I started my career in the UK. I worked for the Probation service for a year after University, thinking that’s what I wanted to do. In the public sector, possibly in England more than here, there’s this culture of ‘them and us’ in terms of management and the rest of the staff. I very quickly found it wasn’t the environment for me.
I applied to a government services company on a graduate scheme within the shipbuilding industry in the UK. They had diversified into other Government services, such as education and construction with the defence industry. By the end of that graduate scheme I’d worked on a number of projects, mainly in education. I ended up on a Ministry of Defence project, working as a project manager, refurbishing a hangar and squadron building.
The reason I came to Australia was that Gregory (my partner) got his secondment. It was a good time to leave the UK for personal and professional reasons. To be honest, I wasn’t enjoying my role any more. I actually did a Prince2 course, over here. And I met a few people. One of the girls on that course recommended me to a guy she worked with and he happened to recruit for DCWC.
I met Alan Findlater (Managing Director at DCWC) in a cafe. He’s not your usual project management professional. He’s got this really calm, cool and controlled persona. When I met with him, I was quite nervous. We were outside and one of those monks came along selling beaded bracelets. We were mid conversation and he bought one and put it on! I decided I wanted the job then. I guessed his email address and emailed him and said ‘I really want to work with you’ and I got a second interview with the other DCWC Directors.
It’s a niche culture here at DCWC. It’s a self-sufficient culture. You sink or swim. For the first six months I was really stressed! It’s quite lean. Basically, you either get on with it and make a success or you don’t. That really suits me, because I dislike being micro managed. I think that’s what makes us good PMs; we are self-sufficient and like to be in control.
Straight out of school I did a History degree. I was academic at school. At school they just told us to do our best subjects at University, because they want the best league tables. I got a first class degree. But I didn’t know what to do with it, so that’s when I went into the Probation service. As I got into project management, I think I realised, (and I think I realise now even more), that I’m suited to it.

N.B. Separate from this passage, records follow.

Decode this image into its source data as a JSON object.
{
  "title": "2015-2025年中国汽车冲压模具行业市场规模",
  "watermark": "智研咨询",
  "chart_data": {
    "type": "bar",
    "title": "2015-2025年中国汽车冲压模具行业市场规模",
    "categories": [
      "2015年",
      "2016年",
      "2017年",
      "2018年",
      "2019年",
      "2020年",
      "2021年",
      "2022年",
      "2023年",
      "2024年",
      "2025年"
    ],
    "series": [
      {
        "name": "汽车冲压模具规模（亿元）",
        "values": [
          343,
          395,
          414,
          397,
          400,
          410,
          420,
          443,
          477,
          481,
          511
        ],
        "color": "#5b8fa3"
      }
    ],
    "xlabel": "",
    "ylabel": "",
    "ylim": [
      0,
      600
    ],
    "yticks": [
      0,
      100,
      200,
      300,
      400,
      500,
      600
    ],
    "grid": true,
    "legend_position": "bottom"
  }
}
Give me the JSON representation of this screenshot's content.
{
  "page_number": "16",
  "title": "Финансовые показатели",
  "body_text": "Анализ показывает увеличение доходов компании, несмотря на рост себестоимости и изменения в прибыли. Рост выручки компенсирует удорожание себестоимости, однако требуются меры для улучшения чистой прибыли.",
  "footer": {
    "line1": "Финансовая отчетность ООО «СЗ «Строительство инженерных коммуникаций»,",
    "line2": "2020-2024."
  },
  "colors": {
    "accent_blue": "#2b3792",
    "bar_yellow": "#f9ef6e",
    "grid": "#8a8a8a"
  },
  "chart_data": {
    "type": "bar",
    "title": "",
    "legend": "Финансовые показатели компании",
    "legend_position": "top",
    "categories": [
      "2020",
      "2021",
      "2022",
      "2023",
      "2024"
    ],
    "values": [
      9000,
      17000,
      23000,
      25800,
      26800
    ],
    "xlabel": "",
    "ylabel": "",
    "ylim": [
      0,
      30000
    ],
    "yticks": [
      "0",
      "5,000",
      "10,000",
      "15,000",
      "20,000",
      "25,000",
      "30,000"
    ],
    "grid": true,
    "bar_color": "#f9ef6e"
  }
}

London is different from Melbourne in the sense that everyone seems to know each other here. Everyone’s got a story to tell about a certain architect, or how a construction company started, or whose family is linked to who. In the UK you are very much judged on where you went to school and how you speak. I do just feel generally over here people are much more egalitarian and it’s much freer. Generally Australians are much more straight talking. In England we skirt around awkward issues and you have to read into people’s behaviours and what they say.
I worked on the RMIT Consolidation projects recently. From my RMIT experience I have taken the ability or willingness to push things a little bit more and not accept people’s assumptions. In particular, assumptions about who to involve and when to involve people. Also, making sure if you don’t get ‘yes’ from people then you get a clear ‘no’. Push it until you annoy people. Even if people find you annoying, in six months time it will bite you in the arse, if you don’t get a clear directive at that point. That for me was the most important learning.
I think our biggest hurdle as women in industry is babies. Women are still the primary caregivers and until that changes or until that’s recognised and accommodated, then we will never succeed to our true potential. That’s what’s holding us back. If you want a family, even in this day and age you are going to have to sacrifice something. That can mean your salary or your development opportunities.
You actually can’t manage it all. I think people put a lot of pressure on women, including women themselves, to achieve in all spheres of life. But for me, if you’re focused on one thing, you can’t do the other thing in the same way that you were doing it before. You will need to change how you worked, doing fewer hours or working from home, or putting your child into childcare. We have to be realistic.
My mother always told me to keep your shoulders back. My mother was a single mum with three kids and she was doing a degree whilst being a nurse. She became a lecturer in health care. She started doing her phD in palliative care before she died. I learnt self-sufficiency. I look back and think how did she do it?
The first thing that Justine noticed about Jo was her winter jackets. Yes, really. For someone who works on site, dressing in a beautiful winter coat throughout the day, is a non existent luxury. So you notice these things! Justine worked with Jo at the RMIT Consolidation Projects. One of those rare construction projects where it feels like there’s almost a balance of women on the project. That aside, working with Jo was a pleasure. She’s organised and always under control. Her quiet demeanor belies an independence and a strength of character that makes her a very keen operator. She took a fair bit of convincing, when we asked her to take part. But we are super glad she did. And we wish her all the best at DCWC throughout her next exciting project!